MPs accuse insolvency sector of widespread misconduct



UK Ministers have accused the insolvency profession of widespread misconduct after an inquiry found evidence of “intimidation”, “deception” and “misappropriation of assets”.

The All-Party Parliamentary Group (APPG) on fair business banking revealed that it had received worrying evidence about the profession this year in response to prominent failures and complaints.

The APPG said: “Conflicts of interest are so widespread that many IPs (insolvency practitioners) no longer consider there is anything wrong with favouring the interests of one party in an insolvency over the general body of creditors — almost always when that party has the power of appointment.

The UK employs about 1,600 insolvency practitioners who are expected to adhere to a code of ethics. However, MPS have claimed that they commonly receive complaints that IPs protect the interests of the party with the power to appoint them, which is often the secured creditor or bank, rather than the interests of the company facing insolvency.
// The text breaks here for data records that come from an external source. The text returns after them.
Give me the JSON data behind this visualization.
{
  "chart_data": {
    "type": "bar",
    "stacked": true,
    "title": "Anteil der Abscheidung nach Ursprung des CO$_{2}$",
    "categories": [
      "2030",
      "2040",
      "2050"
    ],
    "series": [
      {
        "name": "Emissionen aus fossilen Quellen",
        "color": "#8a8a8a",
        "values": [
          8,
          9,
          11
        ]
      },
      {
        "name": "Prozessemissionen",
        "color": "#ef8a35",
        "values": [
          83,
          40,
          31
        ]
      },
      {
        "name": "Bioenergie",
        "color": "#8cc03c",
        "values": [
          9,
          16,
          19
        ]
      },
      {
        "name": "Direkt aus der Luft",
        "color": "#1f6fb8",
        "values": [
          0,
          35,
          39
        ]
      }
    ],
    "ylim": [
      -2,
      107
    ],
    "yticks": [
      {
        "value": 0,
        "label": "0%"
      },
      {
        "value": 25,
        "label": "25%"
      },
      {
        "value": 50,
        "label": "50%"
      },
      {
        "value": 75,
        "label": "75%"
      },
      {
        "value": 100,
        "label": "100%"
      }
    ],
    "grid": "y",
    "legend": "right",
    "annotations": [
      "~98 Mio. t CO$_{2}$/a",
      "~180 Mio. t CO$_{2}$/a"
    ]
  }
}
The APPG has scrutinised high-profile scandals such as the sale of Silentnight to HIG. Last month, Scottish Financial News reported that the Financial Reporting Council (FRC) had fined KPMG £13 million for its audits of Silentnight from August 2010 to April 2011.

The review conducted by the APPG in collaboration with London law firm Humphries Kerstetter also highlighted inaction from some insolvency practitioners and their governing bodies over the HBOS Reading scandal, The Times reports.

The insolvency profession is not overseen by an independent regulator, instead, it is regulated by “recognised professional bodies”, membership-funded groups that self-regulate it. Such bodies include the Institute of Chartered Accountants in England and Wales and the Insolvency Practitioners Association.

However, MPs are now calling for the creation of an independent regulator with an ombudsman.

Recommendations from the review included a ban on appointments where an insolvency practitioner has conducted pre-appointment work for a creditor and the use of a database recording the outcome of administrations.

Kevin Hollinrake, co-chairman of the parliamentary group, commented that sections of the insolvency industry were “operating in a manner that it is more akin to the Wild West than a developed western economy.”

He said: “The conclusions of our report are clear and extremely concerning — that insolvency practitioners often prioritise the interests of their bank panel paymasters at the expense of other creditors and shareholders. This is totally unacceptable, a clear breach of their duty of care and this behaviour is not being addressed by the membership organisations whose responsibility it is to regulate them.”